The counter-counter, though, is about sequencing. The revenue from automating the 90% of currently valuable work (the insurance claims, the clinical notes, the compliance reviews, the customer support, the back-office workflows that make up the unglamorous bulk of the knowledge economy) funds the push toward the remaining 10%. Open-source companies that capture specialisation revenue can reinvest in training better base models, can contribute to open research, can keep the frontier within reach. This is how the open-source ecosystem sustains itself: not by matching the labs dollar for dollar on pre-training, but by generating enough value from the specialisation layer to stay in the game.

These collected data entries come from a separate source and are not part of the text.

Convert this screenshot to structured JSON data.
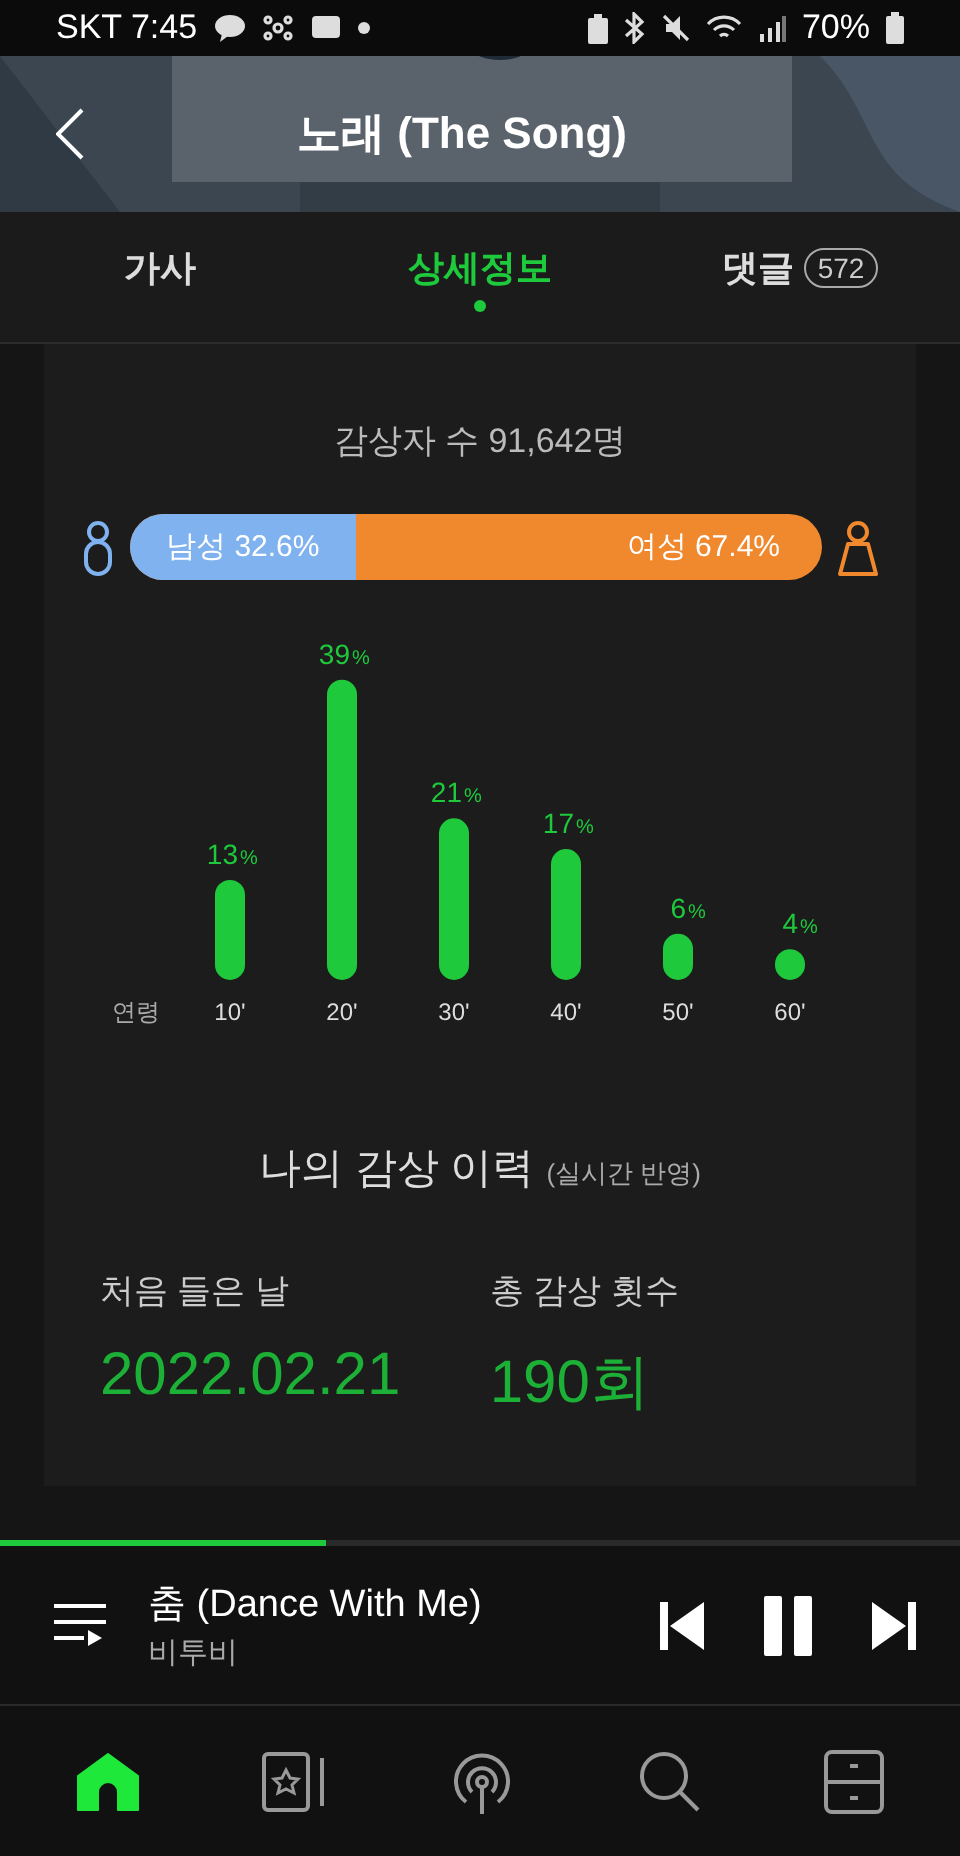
{
  "status_bar": {
    "carrier_time": "SKT 7:45",
    "battery": "70%"
  },
  "header": {
    "title": "노래 (The Song)"
  },
  "tabs": [
    {
      "label": "가사",
      "selected": false
    },
    {
      "label": "상세정보",
      "selected": true
    },
    {
      "label": "댓글",
      "badge": "572",
      "selected": false
    }
  ],
  "listeners": "감상자 수 91,642명",
  "gender": {
    "male": {
      "label": "남성 32.6%",
      "level": 0.326
    },
    "female": {
      "label": "여성 67.4%"
    }
  },
  "age_chart": {
    "value_unit": "%",
    "chart_data": {
      "type": "bar",
      "xlabel": "연령",
      "categories": [
        "10'",
        "20'",
        "30'",
        "40'",
        "50'",
        "60'"
      ],
      "series": [
        {
          "color": "#1ec93c",
          "values": [
            13,
            39,
            21,
            17,
            6,
            4
          ]
        }
      ],
      "data_labels": true
    }
  },
  "history": {
    "title": "나의 감상 이력",
    "note": "(실시간 반영)",
    "items": [
      {
        "label": "처음 들은 날",
        "value": "2022.02.21"
      },
      {
        "label": "총 감상 횟수",
        "value": "190회"
      }
    ]
  },
  "player": {
    "level": 0.34,
    "title": "춤 (Dance With Me)",
    "artist": "비투비",
    "playing": true
  },
  "nav": [
    {
      "kind": "home",
      "selected": true
    },
    {
      "kind": "library",
      "selected": false
    },
    {
      "kind": "podcast",
      "selected": false
    },
    {
      "kind": "search",
      "selected": false
    },
    {
      "kind": "storage",
      "selected": false
    }
  ]
}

There's a more sophisticated version of the objection, which is that the value created by very strong models, value from entirely new tasks that don't exist today, will dwarf the value of automating current work. Maybe. But this is a sequencing argument too. New-task value only materialises after the infrastructure is built, the use cases are discovered, and the ecosystem matures. That takes time. And during that time, the specialisation layer is generating real revenue and funding the next generation of open models. The future is not a single moment; it's a sequence of investments and returns, and open-source has a viable path through that sequence.

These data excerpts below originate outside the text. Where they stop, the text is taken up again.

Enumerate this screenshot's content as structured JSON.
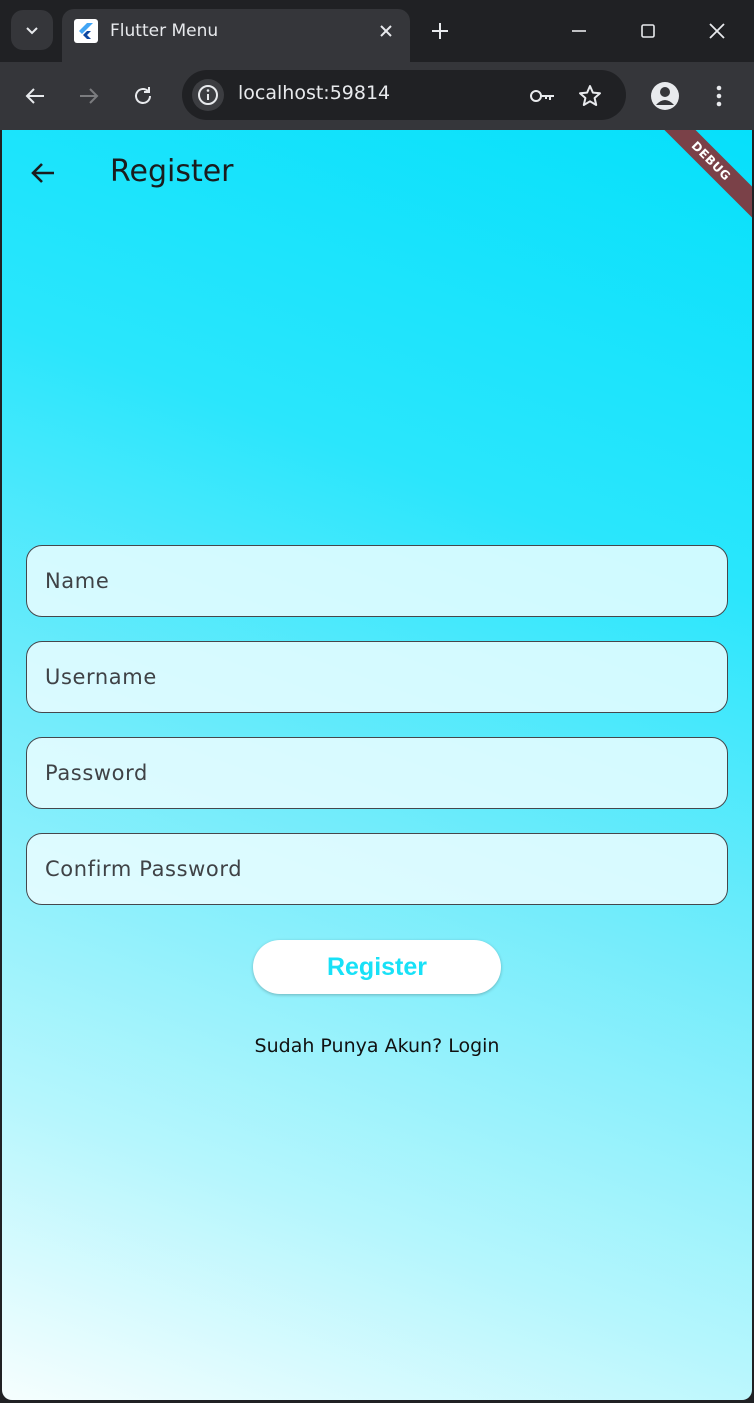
{
  "browser": {
    "tab_title": "Flutter Menu",
    "url": "localhost:59814"
  },
  "app": {
    "debug_label": "DEBUG",
    "title": "Register",
    "fields": [
      {
        "placeholder": "Name"
      },
      {
        "placeholder": "Username"
      },
      {
        "placeholder": "Password"
      },
      {
        "placeholder": "Confirm Password"
      }
    ],
    "register_label": "Register",
    "login_prompt": "Sudah Punya Akun? Login",
    "colors": {
      "accent": "#18e1f7",
      "gradient_top": "#06e0fb",
      "gradient_bottom": "#f6fefe"
    }
  }
}
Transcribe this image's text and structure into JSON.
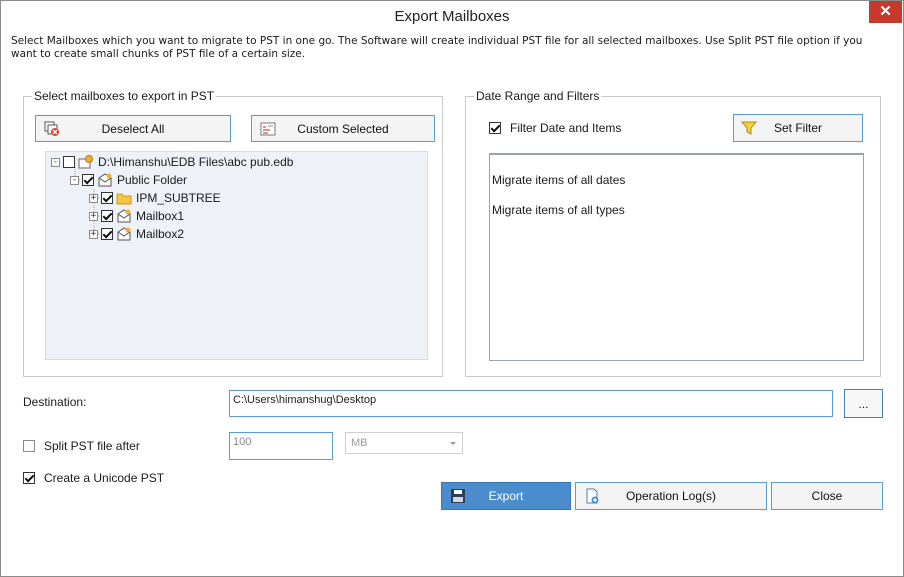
{
  "window": {
    "title": "Export Mailboxes",
    "close_glyph": "✕"
  },
  "description": "Select Mailboxes which you want to migrate to PST in one go. The Software will create individual PST file for all selected mailboxes. Use Split PST file option if you want to create small chunks of PST file of a certain size.",
  "left_group": {
    "legend": "Select mailboxes to export in PST",
    "deselect_label": "Deselect All",
    "deselect_icon": "deselect-icon",
    "custom_label": "Custom Selected",
    "custom_icon": "custom-select-icon",
    "tree": [
      {
        "label": "D:\\Himanshu\\EDB Files\\abc pub.edb",
        "expander": "-",
        "checked": false,
        "icon": "database-icon"
      },
      {
        "label": "Public Folder",
        "expander": "-",
        "checked": true,
        "icon": "mailbox-icon"
      },
      {
        "label": "IPM_SUBTREE",
        "expander": "+",
        "checked": true,
        "icon": "folder-icon"
      },
      {
        "label": "Mailbox1",
        "expander": "+",
        "checked": true,
        "icon": "mailbox-icon"
      },
      {
        "label": "Mailbox2",
        "expander": "+",
        "checked": true,
        "icon": "mailbox-icon"
      }
    ]
  },
  "right_group": {
    "legend": "Date Range and Filters",
    "filter_checkbox_label": "Filter Date and Items",
    "filter_checked": true,
    "set_filter_label": "Set Filter",
    "set_filter_icon": "funnel-icon",
    "filter_lines": [
      "Migrate items of all dates",
      "Migrate items of all types"
    ]
  },
  "destination": {
    "label": "Destination:",
    "value": "C:\\Users\\himanshug\\Desktop",
    "browse_label": "..."
  },
  "split": {
    "label": "Split PST file after",
    "checked": false,
    "size_value": "100",
    "unit_value": "MB"
  },
  "unicode": {
    "label": "Create a Unicode PST",
    "checked": true
  },
  "buttons": {
    "export_label": "Export",
    "export_icon": "save-icon",
    "log_label": "Operation Log(s)",
    "log_icon": "log-file-icon",
    "close_label": "Close"
  },
  "colors": {
    "accent": "#5b9bd5",
    "export_bg": "#4a8ccc",
    "close_red": "#c7392a",
    "tree_bg": "#eef1f7"
  }
}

We Don't Have to Wait Out AGI
So here is the full argument.
Open-source AI is the Michael Scott Paper Company. The conventional wisdom says it can't last — the frontier labs have more money, more talent, more compute, and open-source will always trail behind. And maybe it will, on raw pre-training benchmarks. But that's not the metric that matters. The metric that matters is the intelligence ceiling: how much economically valuable work can you actually automate? And most of that ceiling lives in the specialisation layer, which open-source owns structurally.
The frontier labs are Dunder Mifflin. They need their moat to hold. They need the gap between closed-source and open-source to remain wide enough to justify billions in capital raises and trillion-dollar valuations. Every quarter that the intelligence ceiling rises — through better open models, through cheaper serving, through better fine-tuning techniques — that moat narrows. The RL scaling laws that the frontier labs discovered work for everyone. The algorithms aren't secret. The scaling is log-linear and domain-general. The only question is what data you feed the machine, and for most economically valuable work, the most valuable data is your own.
And we don't have to wait forever. We don't have to wait until AGI, or until open-source matches the frontier on some abstract benchmark. We just have to wait until the intelligence ceiling from fine-tuning open-source models covers something like 90% of economically valuable work. At that point, the specialisation advantage creates trillions of dollars in value for the open-source ecosystem, and the Big Labs have no choice but to grapple with a world where their most profitable layer i.e. serving general-purpose intelligence at premium margins, is being eaten from below. I think we're closer to this future of an ecosystem of specialised models built on open-source than most people realise. And the ceiling is rising every quarter.
So I don't think open-source needs to wait out the frontier labs. I think it just has to wait out the gap.